1Password also includes a delightfully time-saving auto-login feature, which alone justifies the app’s license fee IMHO. Double-click the name of any given Web site from within the app to be instantly directed to and logged into that site. For even quicker, one-click access, install the app’s Web browser extension, in which you can also perform other common tasks, such as data entry.

What happens if a Web site requires you to enter your username on one screen and your password on another? Simply create two records in the database: one for the username screen and one for the password screen, taking care to name each record meaningfully. Then simply choose the relevant record from the app or browser extension.
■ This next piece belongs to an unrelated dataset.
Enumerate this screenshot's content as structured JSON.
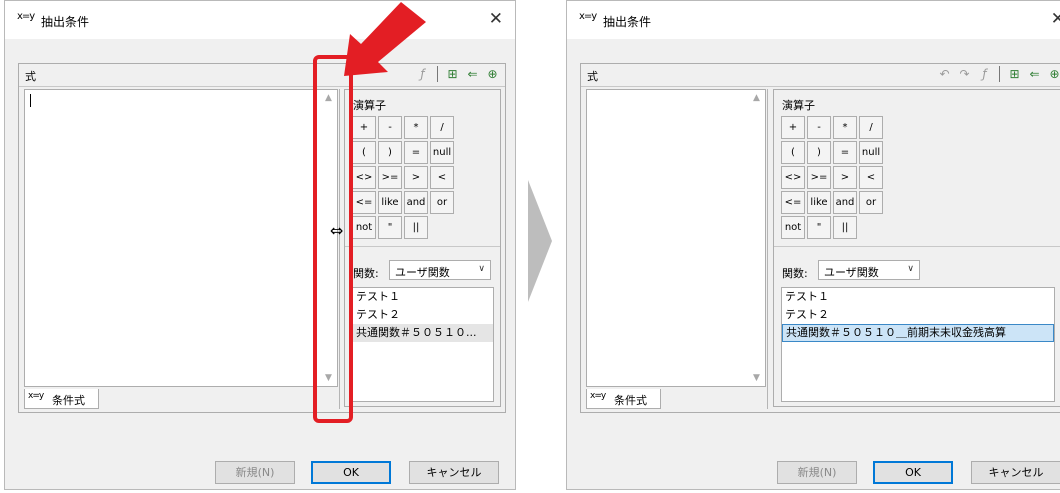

Do you use a Mac at home and a PC at work? Combine 1Password with the built-in 1PasswordAnywhere and the file-hosting service Dropbox for access to your login credentials from wherever you happen to be doing your Web browsing. In addition to login credentials, 1Password also promises the ability to store other types of sensitive information, such as software licenses, free-form text, and personal and financial information. I’m looking forward to trying these features out in the coming days.

In the meantime you can color me impressed. Although there may be freely available alternatives that perform just as well, I feel as though my money has been well-spent on 1Password. A piece of software that saves me time and makes me feel a bit more organized seems to me invaluable in this time-crunched era of ours. If these do not strike you as reasons enough to reach for the summit of your own password management mountain (or molehill), then why not turn to the sentiments of another celebrated Everest assaulter: Do it because it’s there!